The Ungrateful Refugee is part memoir, part reportage, and part rallying cry against the current unjust practices and attitudes toward refugees in the Western world. Nayeri interleaves her own story between that of people she meets in her travels across the waiting places of Europe, asking simple, direct questions along the way that crack the surface of reductive and stigmatising refugee narratives. After drinking coffee with a group of bright young men in a refugee camp in Greece, she asks herself and the reader now implicated silent witness,
Why should these men have to spend their lives idle and mediocre with no hope of accessing their potential? Isn’t a wasted life also a life that is in danger?

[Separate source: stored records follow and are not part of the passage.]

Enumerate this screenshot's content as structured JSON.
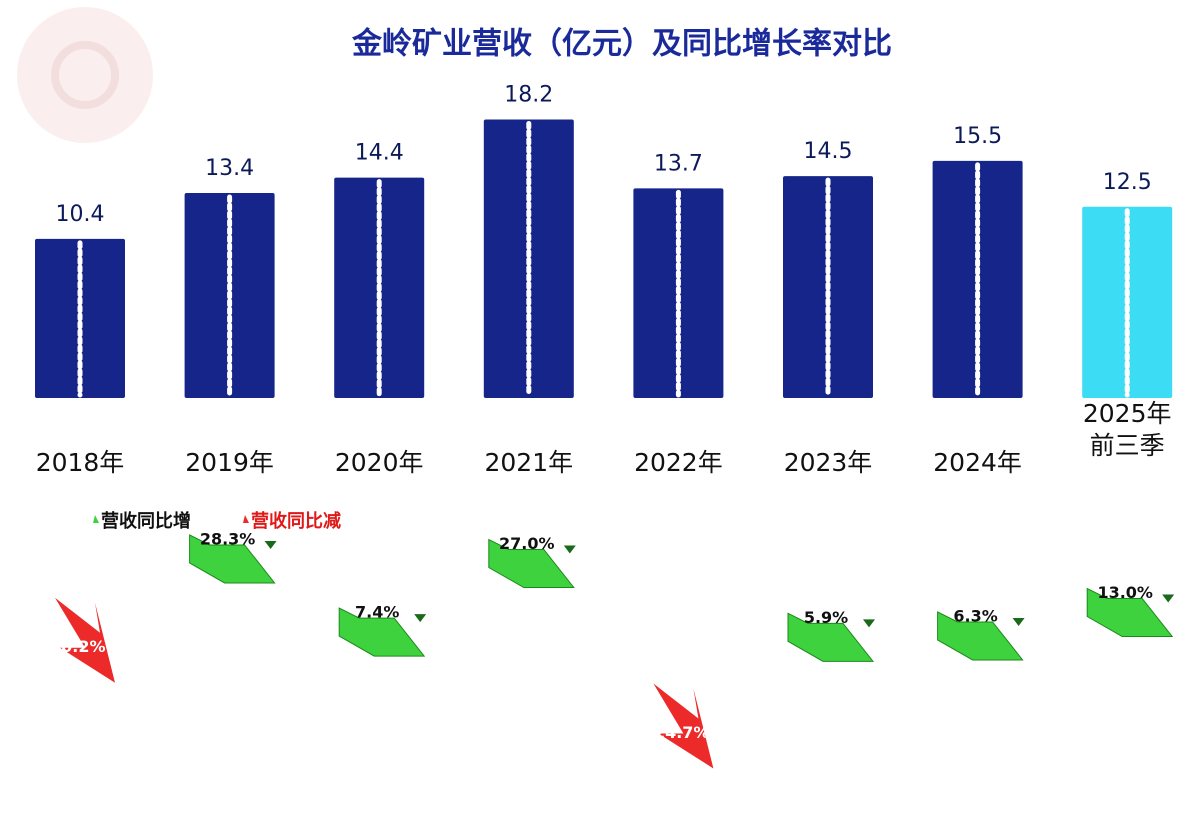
{
  "chart_data": [
    {
      "type": "bar",
      "title": "金岭矿业营收（亿元）及同比增长率对比",
      "categories": [
        "2018年",
        "2019年",
        "2020年",
        "2021年",
        "2022年",
        "2023年",
        "2024年",
        "2025年前三季"
      ],
      "values": [
        10.4,
        13.4,
        14.4,
        18.2,
        13.7,
        14.5,
        15.5,
        12.5
      ],
      "colors": [
        "#15258a",
        "#15258a",
        "#15258a",
        "#15258a",
        "#15258a",
        "#15258a",
        "#15258a",
        "#3ddcf5"
      ]
    },
    {
      "type": "arrow",
      "series": [
        {
          "name": "营收同比增",
          "color": "#3fd23f"
        },
        {
          "name": "营收同比减",
          "color": "#ec2a2a"
        }
      ],
      "values": [
        -0.2,
        28.3,
        7.4,
        27,
        -24.7,
        5.9,
        6.3,
        13
      ],
      "value_labels": [
        "-0.2%",
        "28.3%",
        "7.4%",
        "27.0%",
        "-24.7%",
        "5.9%",
        "6.3%",
        "13.0%"
      ]
    }
  ]
}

An especially strong passage sees Nayeri comparing the process of preparing for an asylum interview with the skills she honed as a successful novelist. She compares the storytelling traditions of Iran and the West, explaining how oftentimes asylum seekers must be cultural chameleons to tell a story that is believed. Another of her elegantly incisive questions follows the passage:
I wonder what our world would look like if refugees were asked, instead of reciting facts, to write a story that shows their truth in another way. What if those stories were then evaluated by professional editors, using the same skills they use to see if novels are ‘true’ enough?
This book is testament to that well-worn advice to new writers ‘write what you know’. Nayeri knows about waiting, about risking it all, and about the anxieties of assimilation. She knows about the power of storytelling and about how assimilation creeps into you unbidden when inhabiting a new place long enough (‘No one wants to transform. And yet no one can avoid it – we alter with every breath’). Her perspectives are open, questioning but unequivocal. These belong to that special category of story that once heard are instantly self-evident, despite never having been uttered before.

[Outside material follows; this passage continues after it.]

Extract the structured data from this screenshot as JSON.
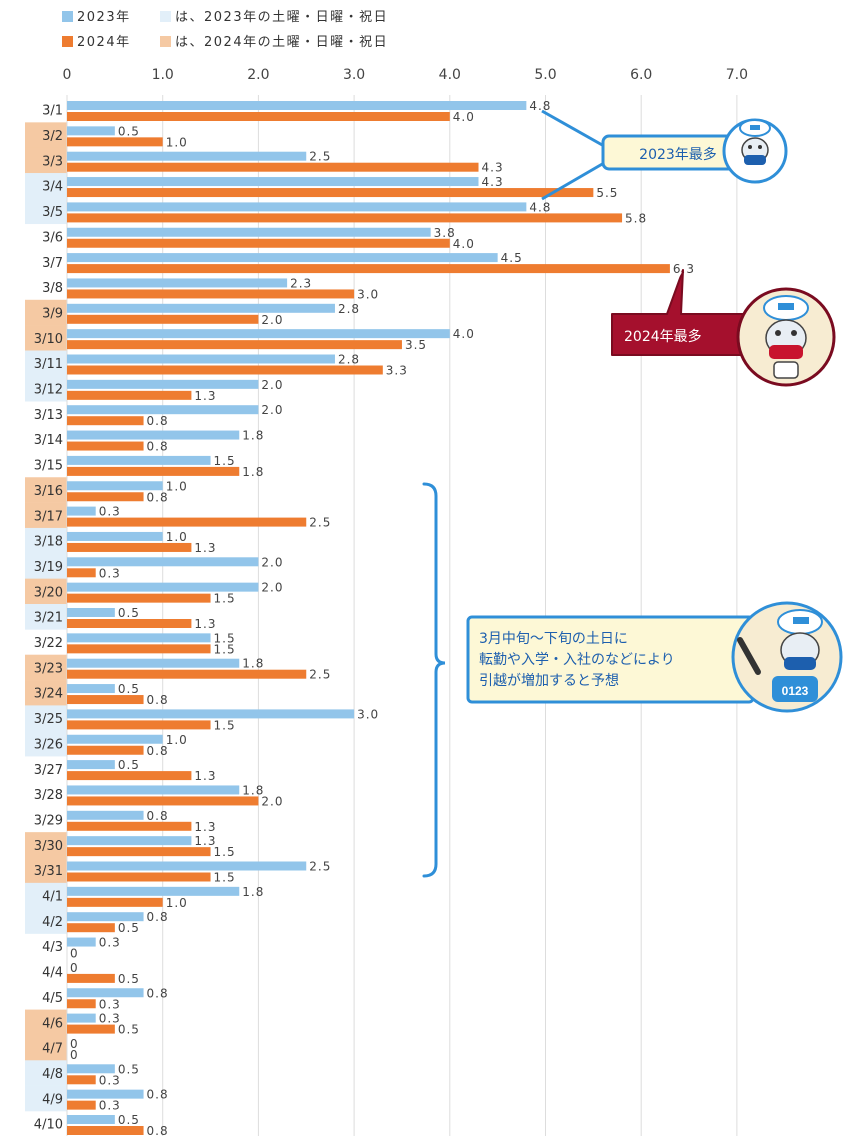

Nayeri’s familial relationships, understandably, loom large in the passages about her own journey. Her accounting for these relationships is another opportunity to interrogate the idea of divergent stories. Nayeri’s mother and grandmother are Christian, a fact pivotal in both their departure from Iran and their eventual acceptance as refugees in the USA. In explaining her mother’s belief in miracles she contrasts her own telling of the same life events as an act that causes conflict and further open-ended questioning.
The Ungrateful Immigrant is a fascinating web of stories as compelling as the best polyphonic novel, but its true power is an exhortation to the right to sanctuary. It cuts under and through the headlines to reveal a place of complex vulnerability and disquieting questions most of us have yet to enter. In this, The Ungrateful Immigrant is an invitation awaiting a response.